1. Aux termes du premier alinéa de l'article L. 521-1 du code de justice administrative : " Quand une décision administrative, même de rejet, fait l'objet d'une requête en annulation ou en réformation, le juge des référés, saisi d'une demande en ce sens, peut ordonner la suspension de l'exécution de cette décision, ou de certains de ses effets, lorsque l'urgence le justifie et qu'il est fait état d'un moyen propre à créer, en l'état de l'instruction, un doute sérieux quant à la légalité de la décision. ". Aux termes de l'article L. 522-1 de ce code : " Le juge des référés statue au terme d'une procédure contradictoire écrite ou orale. Lorsqu'il lui est demandé de prononcer les mesures visées aux articles L. 521-1 et L. 521-2, de les modifier ou d'y mettre fin, il informe sans délai les parties de la date et de l'heure de l'audience publique () ". L'article L. 522-3 du même code dispose : " Lorsque la demande ne présente pas un caractère d'urgence ou lorsqu'il apparaît manifeste, au vu de la demande, que celle-ci ne relève pas de la compétence de la juridiction administrative, qu'elle est irrecevable ou qu'elle est mal fondée, le juge des référés peut la rejeter par une ordonnance motivée sans qu'il y ait lieu d'appliquer les deux premiers alinéas de l'article L. 522-1. ".

2. Par une ordonnance n°2404237/4-3 du 19 mars 2024, le juge des référés a rejeté au fond à l'issue d'une audience publique une précédente requête de la société requérante. Sa nouvelle requête présente des conclusions ayant le même objet que celle rejetée par l'ordonnance du 19 mars dernier au soutien desquelles ont été soulevés les mêmes moyens propres, selon la société requérante, à créer un doute sérieux quant à la légalité des décisions attaquées.

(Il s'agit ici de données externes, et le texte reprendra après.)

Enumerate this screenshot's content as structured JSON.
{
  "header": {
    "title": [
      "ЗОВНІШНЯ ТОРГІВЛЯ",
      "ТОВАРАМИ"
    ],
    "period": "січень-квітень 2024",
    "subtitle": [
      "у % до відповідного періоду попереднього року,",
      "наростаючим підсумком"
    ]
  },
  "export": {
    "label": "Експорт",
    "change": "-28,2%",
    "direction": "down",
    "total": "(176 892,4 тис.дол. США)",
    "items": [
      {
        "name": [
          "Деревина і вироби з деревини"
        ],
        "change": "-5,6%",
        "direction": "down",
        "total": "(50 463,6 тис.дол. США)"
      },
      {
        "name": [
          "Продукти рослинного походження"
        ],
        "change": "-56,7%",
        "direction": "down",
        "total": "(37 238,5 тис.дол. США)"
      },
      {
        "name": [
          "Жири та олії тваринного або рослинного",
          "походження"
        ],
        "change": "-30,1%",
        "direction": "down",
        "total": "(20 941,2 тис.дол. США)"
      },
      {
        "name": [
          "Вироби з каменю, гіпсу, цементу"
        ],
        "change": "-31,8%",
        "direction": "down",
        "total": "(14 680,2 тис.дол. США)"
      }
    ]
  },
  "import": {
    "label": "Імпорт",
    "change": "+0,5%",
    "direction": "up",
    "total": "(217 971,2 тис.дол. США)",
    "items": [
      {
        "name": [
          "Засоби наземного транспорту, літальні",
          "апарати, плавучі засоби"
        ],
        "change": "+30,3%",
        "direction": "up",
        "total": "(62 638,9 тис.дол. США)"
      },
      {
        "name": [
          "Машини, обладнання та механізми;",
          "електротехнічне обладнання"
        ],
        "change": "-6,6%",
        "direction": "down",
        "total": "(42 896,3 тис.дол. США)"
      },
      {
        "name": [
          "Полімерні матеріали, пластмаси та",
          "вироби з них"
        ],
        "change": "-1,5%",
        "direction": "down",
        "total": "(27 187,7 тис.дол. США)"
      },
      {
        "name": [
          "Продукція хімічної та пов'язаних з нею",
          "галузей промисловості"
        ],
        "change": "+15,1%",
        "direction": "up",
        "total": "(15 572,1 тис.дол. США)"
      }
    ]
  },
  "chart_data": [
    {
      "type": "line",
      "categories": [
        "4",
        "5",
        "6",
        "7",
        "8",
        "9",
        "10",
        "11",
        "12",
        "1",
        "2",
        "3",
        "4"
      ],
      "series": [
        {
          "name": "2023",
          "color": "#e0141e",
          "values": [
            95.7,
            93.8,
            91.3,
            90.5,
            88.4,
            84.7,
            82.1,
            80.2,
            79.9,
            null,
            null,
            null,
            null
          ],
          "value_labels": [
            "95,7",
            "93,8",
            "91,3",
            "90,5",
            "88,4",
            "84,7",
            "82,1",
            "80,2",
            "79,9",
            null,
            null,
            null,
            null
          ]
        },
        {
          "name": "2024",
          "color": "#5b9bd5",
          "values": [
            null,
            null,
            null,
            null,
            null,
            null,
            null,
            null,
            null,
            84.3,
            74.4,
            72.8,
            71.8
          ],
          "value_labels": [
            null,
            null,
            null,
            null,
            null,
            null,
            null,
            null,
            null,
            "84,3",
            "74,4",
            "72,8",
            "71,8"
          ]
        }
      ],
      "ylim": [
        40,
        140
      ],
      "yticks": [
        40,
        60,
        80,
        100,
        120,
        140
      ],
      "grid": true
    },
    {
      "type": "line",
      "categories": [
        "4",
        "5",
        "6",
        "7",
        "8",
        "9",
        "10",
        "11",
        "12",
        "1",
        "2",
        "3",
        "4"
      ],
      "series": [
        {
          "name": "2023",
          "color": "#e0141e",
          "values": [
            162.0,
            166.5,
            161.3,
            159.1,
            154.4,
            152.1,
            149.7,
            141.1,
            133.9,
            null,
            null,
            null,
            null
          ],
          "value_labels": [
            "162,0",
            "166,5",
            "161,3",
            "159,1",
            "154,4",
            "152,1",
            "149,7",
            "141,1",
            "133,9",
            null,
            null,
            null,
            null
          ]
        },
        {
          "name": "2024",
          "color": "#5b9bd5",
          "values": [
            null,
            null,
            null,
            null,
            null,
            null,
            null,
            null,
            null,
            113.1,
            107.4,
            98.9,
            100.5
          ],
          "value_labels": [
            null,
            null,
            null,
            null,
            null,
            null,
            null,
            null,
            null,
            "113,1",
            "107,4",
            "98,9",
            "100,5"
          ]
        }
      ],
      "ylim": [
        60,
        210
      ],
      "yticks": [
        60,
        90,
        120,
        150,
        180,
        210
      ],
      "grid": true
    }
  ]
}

3. Dans la présente requête, si la société Laboratoires Super Diet fait état de nouveaux constats établis par différents commissaires de justice les 9, 10 et 12 avril 2024 qui établissent la disponibilité de produits contenant les substances dérivées d'hydroxyanthracéniques (HAD) dont l'émodine dans six officines différentes situées à Orléans (45), La Ciotat (13) , Mont Saint Aignan (76) et Aix les Bains (73), ces éléments, qui ne révèlent pas la situation de la distribution des produits en cause à la date de l'enregistrement de la requête, en tout état de cause, ne sont pas de nature à remettre en cause l'appréciation portée par le juge des référés, statuant sur les mérites de la requête rejetée le 19 mars 2024, quant au bien-fondé des moyens propres à créer, selon la requérante, un doute sérieux quant à la légalité des décisions attaquées, ni au demeurant quant à l'urgence.

4. Il résulte de ce qui précède que la requête de la société laboratoires Super Diet ne peut qu'être rejetée.

O R D O N N E :

Article 1er : La requête de la société Laboratoires Super Diet est rejetée.

Article 2 : La présente ordonnance sera notifiée à la société Laboratoires Super Diet.

Fait à Paris, le 19 juillet 2024.

Le juge des référés,

J.-F. SIMONNOT

La République mande et ordonne au ministre de l'agriculture et de la souveraineté alimentaire et au ministre de l'économie, des finances et de la souveraineté industrielle et numérique chacun en ce qui le concerne et à tous commissaires de justice à ce requis en ce qui concerne les voies de droit commun, contre les parties privées, de pourvoir à l'exécution de la présente décision.